Ne parlez-pas à Charles Aznavour de célébrer son extraordinaire longévité sur scène! Infatigable et allergique à toute nostalgie, il fêtera ses 90 ans jeudi sur une scène berlinoise la tête tournée vers ses prochains concerts, ses livres et les chansons qu'il écrit «tous les jours».

Dernier «grand» de la chanson française, dont il continue d'être l'ambassadeur à travers le monde, ce fils d'un couple d'immigrés arméniens, né Charles Aznavourian le 22 mai 1924 à Paris, déteste autant l'idée de souffler ses bougies que celle d'évoquer ses adieux.

«Les fêtes d'anniversaire sont pour ceux qui ont 18 ans», a-t-il récemment déclaré à la presse allemande. «Je m'en fous de mon anniversaire. 89 ou 90 ans, quelle est la différence. La salle de concert était libre ce jour là, alors j'ai dit oui», a ajouté le chanteur, auteur compositeur et comédien.

Le cas de celui qui a débuté sa carrière il y a 81 ans-- à l'âge de neuf ans! -  est pourtant quasi unique dans la grande famille du music-hall.

Car Charles Aznavour ne se contente pas de rares apparitions pour pimenter une paisible retraite, mais continue de parcourir le monde où il fait à chaque fois salle comble.

Après Berlin, il sera à Francfort, Londres, Varsovie, Barcelone et Rome cet été, avant Moscou et Anvers à l'automne.
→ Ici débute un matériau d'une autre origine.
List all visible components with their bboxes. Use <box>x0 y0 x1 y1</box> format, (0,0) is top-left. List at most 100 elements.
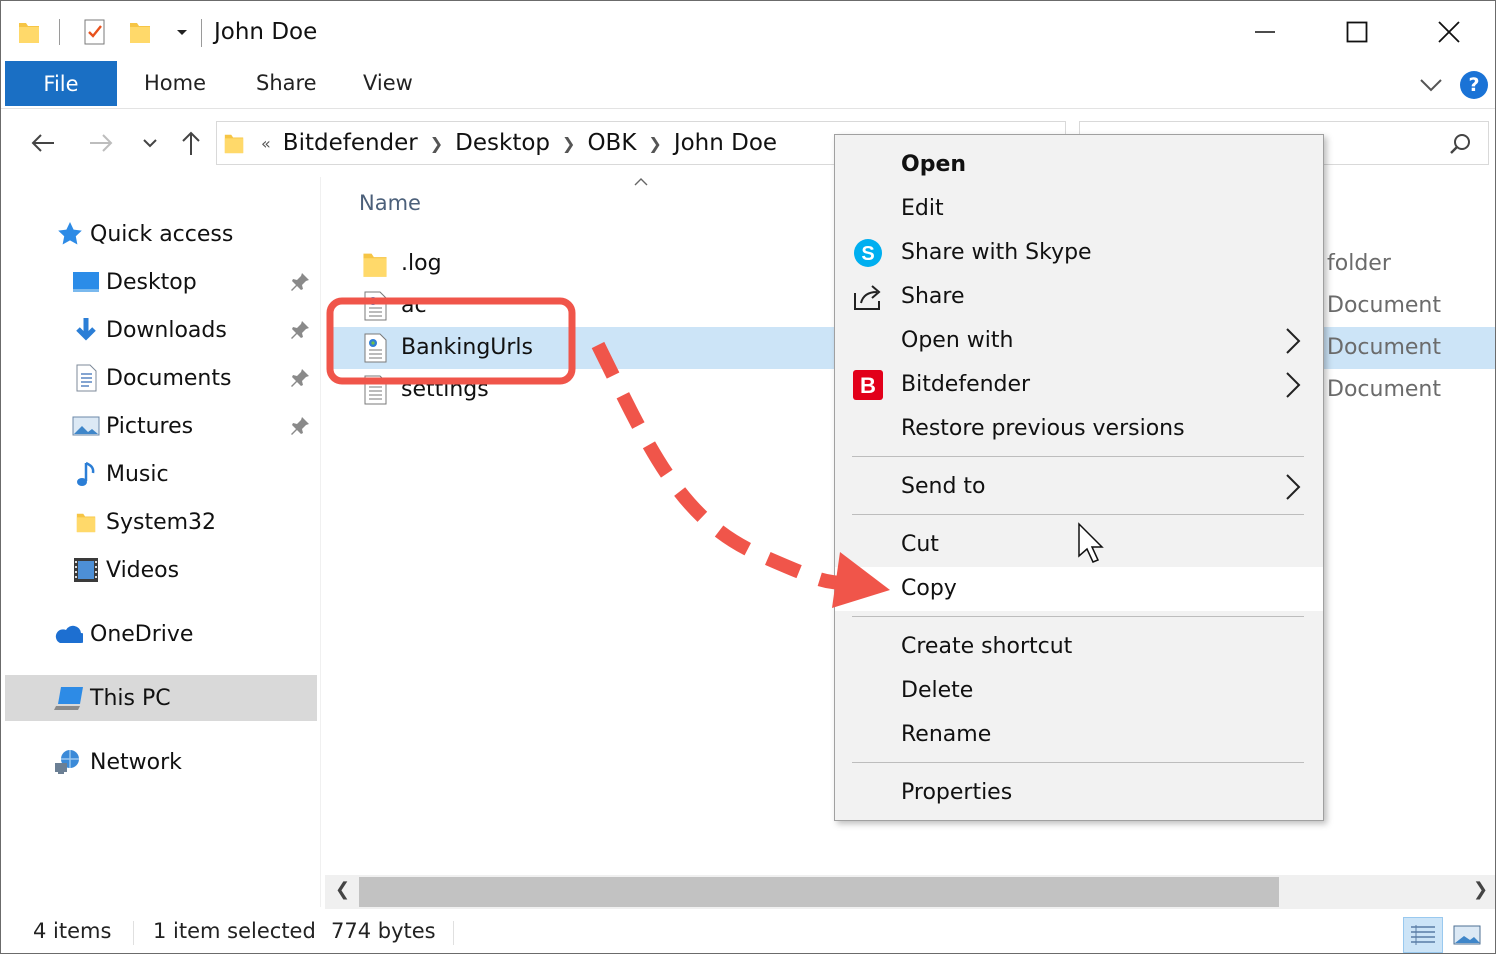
this-pc-icon <box>53 683 83 713</box>
menu-item-create-shortcut[interactable]: Create shortcut <box>835 625 1323 669</box>
chevron-right-icon[interactable]: ❯ <box>648 134 661 153</box>
menu-item-open[interactable]: Open <box>835 143 1323 187</box>
menu-item-share-with-skype[interactable]: S Share with Skype <box>835 231 1323 275</box>
chevron-down-icon <box>143 139 157 148</box>
tab-share[interactable]: Share <box>256 61 317 106</box>
details-view-icon <box>1411 925 1435 945</box>
file-type: Document <box>1327 335 1441 360</box>
sidebar-item-quick-access[interactable]: Quick access <box>5 211 317 257</box>
tab-file[interactable]: File <box>5 61 117 106</box>
sidebar-item-label: Music <box>106 461 169 487</box>
help-button[interactable]: ? <box>1460 71 1488 99</box>
sidebar-item-label: Documents <box>106 365 232 391</box>
explorer-window: John Doe File Home Share View ? « Bitdef… <box>0 0 1496 954</box>
menu-item-share[interactable]: Share <box>835 275 1323 319</box>
horizontal-scrollbar[interactable]: ❮ ❯ <box>325 875 1495 909</box>
menu-item-label: Copy <box>901 576 957 601</box>
close-button[interactable] <box>1403 5 1495 59</box>
file-name: ac <box>401 293 427 318</box>
sidebar-item-desktop[interactable]: Desktop <box>5 259 317 305</box>
breadcrumb-desktop[interactable]: Desktop <box>455 130 550 156</box>
breadcrumb-overflow[interactable]: « <box>261 134 271 153</box>
star-icon <box>55 219 85 249</box>
properties-icon[interactable] <box>82 18 108 46</box>
sidebar-item-onedrive[interactable]: OneDrive <box>5 611 317 657</box>
tab-view[interactable]: View <box>363 61 413 106</box>
sidebar-item-label: System32 <box>106 509 217 535</box>
file-icon <box>364 291 387 321</box>
pin-icon[interactable] <box>289 367 311 389</box>
maximize-button[interactable] <box>1311 5 1403 59</box>
menu-item-send-to[interactable]: Send to <box>835 465 1323 509</box>
menu-item-restore-previous-versions[interactable]: Restore previous versions <box>835 407 1323 451</box>
sidebar-item-this-pc[interactable]: This PC <box>5 675 317 721</box>
breadcrumb-john-doe[interactable]: John Doe <box>674 130 777 156</box>
menu-item-label: Properties <box>901 780 1013 805</box>
menu-item-cut[interactable]: Cut <box>835 523 1323 567</box>
column-header-name[interactable]: Name <box>359 191 421 215</box>
menu-item-edit[interactable]: Edit <box>835 187 1323 231</box>
ribbon: File Home Share View ? <box>1 61 1495 109</box>
menu-item-properties[interactable]: Properties <box>835 771 1323 815</box>
minimize-button[interactable] <box>1219 5 1311 59</box>
new-folder-icon[interactable] <box>128 19 152 45</box>
sidebar-item-downloads[interactable]: Downloads <box>5 307 317 353</box>
menu-separator <box>852 616 1304 617</box>
details-view-button[interactable] <box>1403 917 1443 953</box>
recent-locations-button[interactable] <box>132 125 168 161</box>
folder-icon[interactable] <box>17 19 41 45</box>
file-type: Document <box>1327 377 1441 402</box>
large-icons-view-button[interactable] <box>1447 917 1487 953</box>
sidebar-item-label: OneDrive <box>90 621 194 647</box>
menu-separator <box>852 456 1304 457</box>
status-divider <box>453 921 454 945</box>
customize-qat-icon[interactable] <box>174 24 190 40</box>
file-name: .log <box>401 251 442 276</box>
sidebar-item-videos[interactable]: Videos <box>5 547 317 593</box>
menu-item-rename[interactable]: Rename <box>835 713 1323 757</box>
file-icon <box>364 333 387 363</box>
music-icon <box>71 459 101 489</box>
back-button[interactable] <box>25 125 61 161</box>
menu-item-label: Delete <box>901 678 974 703</box>
scrollbar-thumb[interactable] <box>359 877 1279 907</box>
sidebar-item-network[interactable]: Network <box>5 739 317 785</box>
menu-item-label: Create shortcut <box>901 634 1073 659</box>
folder-icon <box>363 253 387 277</box>
selection-count: 1 item selected <box>153 919 316 943</box>
sidebar-item-label: Quick access <box>90 221 234 247</box>
menu-item-bitdefender[interactable]: B Bitdefender <box>835 363 1323 407</box>
arrow-up-icon <box>182 131 200 155</box>
pin-icon[interactable] <box>289 271 311 293</box>
breadcrumb-obk[interactable]: OBK <box>587 130 636 156</box>
sidebar-item-documents[interactable]: Documents <box>5 355 317 401</box>
sidebar-item-pictures[interactable]: Pictures <box>5 403 317 449</box>
menu-item-copy[interactable]: Copy <box>835 567 1323 611</box>
expand-ribbon-icon[interactable] <box>1419 75 1443 95</box>
tab-home[interactable]: Home <box>144 61 206 106</box>
search-icon[interactable] <box>1448 132 1472 156</box>
chevron-right-icon[interactable]: ❯ <box>562 134 575 153</box>
sidebar-item-music[interactable]: Music <box>5 451 317 497</box>
menu-item-delete[interactable]: Delete <box>835 669 1323 713</box>
scroll-right-icon[interactable]: ❯ <box>1473 879 1488 900</box>
menu-separator <box>852 514 1304 515</box>
pictures-icon <box>71 411 101 441</box>
folder-icon <box>71 507 101 537</box>
sidebar-item-label: Desktop <box>106 269 197 295</box>
pin-icon[interactable] <box>289 319 311 341</box>
menu-item-label: Cut <box>901 532 939 557</box>
sidebar-item-label: Downloads <box>106 317 227 343</box>
up-button[interactable] <box>173 125 209 161</box>
menu-item-open-with[interactable]: Open with <box>835 319 1323 363</box>
forward-button[interactable] <box>83 125 119 161</box>
file-type: folder <box>1327 251 1391 276</box>
scroll-left-icon[interactable]: ❮ <box>335 879 350 900</box>
status-divider <box>133 921 134 945</box>
sidebar-item-system32[interactable]: System32 <box>5 499 317 545</box>
chevron-right-icon[interactable]: ❯ <box>430 134 443 153</box>
svg-text:B: B <box>860 373 876 398</box>
pin-icon[interactable] <box>289 415 311 437</box>
breadcrumb-bitdefender[interactable]: Bitdefender <box>283 130 418 156</box>
window-title: John Doe <box>214 19 318 45</box>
Son dernier album de chanson originales Toujours remonte seulement à 2011 et l'auteur-compositeur, qui ne dédaigne pas s'entourer de la jeune garde musicale française, dit continuer «d'écrire tous les jours, souvent une chanson par jour».

Sur scène, il impressionne toujours par sa vitalité intacte et ne fait que quelques concessions à l'âge: un prompteur pour pallier les trous de mémoire, un fauteuil pour les coups de fatigue.

En ce moment, il travaille à l'écriture de deux romans et à la suite de ses mémoires, dont le troisième tome Tant que battra mon coeur, est paru à l'automne dernier.

«Le passé, c'est un réservoir merveilleux quand on veut écrire, mais on ne vit pas sur le passé. Vivre, c'est ce qui va se passer demain, c'est là plus important», confiait-il il y a quelques jours sur la chaîne France 2.

Un concert d'adieux en 2024?

Il a d'ailleurs laissé à sa maison de disques Universal le soin de mettre au point le coffret anniversaire de 90 chansons en 4 CD édité à l'occasion de son anniversaire, qui rassemble bien sûr ses grands succès: La BohèmeLa MammaMes emmerdesLes ComédiensEmmenez-moiFor me formidable...

Une intégrale regroupant la totalité de ses enregistrements studios parus entre 1948 et 2011, soit 32 albums, est également publiée ces jours-ci.

Celui que l'on surnomme parfois le «Sinatra français» a dû lutter à ses débuts pour imposer sa taille, son physique et sa voix atypiques, avant de parvenir tout en haut de l'affiche à partir du milieu des années 50.

Ambassadeur d'Arménie en Suisse et représentant permanent d'Erevan auprès de l'ONU et de l'Unesco, Charles Aznavour reste également très actif pour défendre la terre et la mémoire de ses ancêtres.

Fin avril, il a réagi aux «condoléances» adressées par le Premier ministre turc Recep Erdogan, «aux petits-enfants des Arméniens tués en 1915».

«Ne reconnaissant toujours pas le génocide, il faut donc lire, dans la déclaration de M. Erdogan, le terme de «condoléances» non comme une reconnaissance et encore moins comme une présentation d'excuses, mais comme une simple volonté personnelle à vouloir se montrer un homme politique prétendument «ouvert»», a-t-il sèchement estimé.

La semaine dernière, il était à Erevan, où il a donné un concert pour le président arménien Serge Sarkissian et son homologue français François Hollande.

Exceptionnellement, il a évoqué avec ce dernier, en visite dans le pays, la date de son concert d'adieux.

«J'ai fixé la date. Ce sera le 22 mai 2024. J'aurai 100 ans. Vous serez là, j'espère», lui a-t-il malicieusement lancé.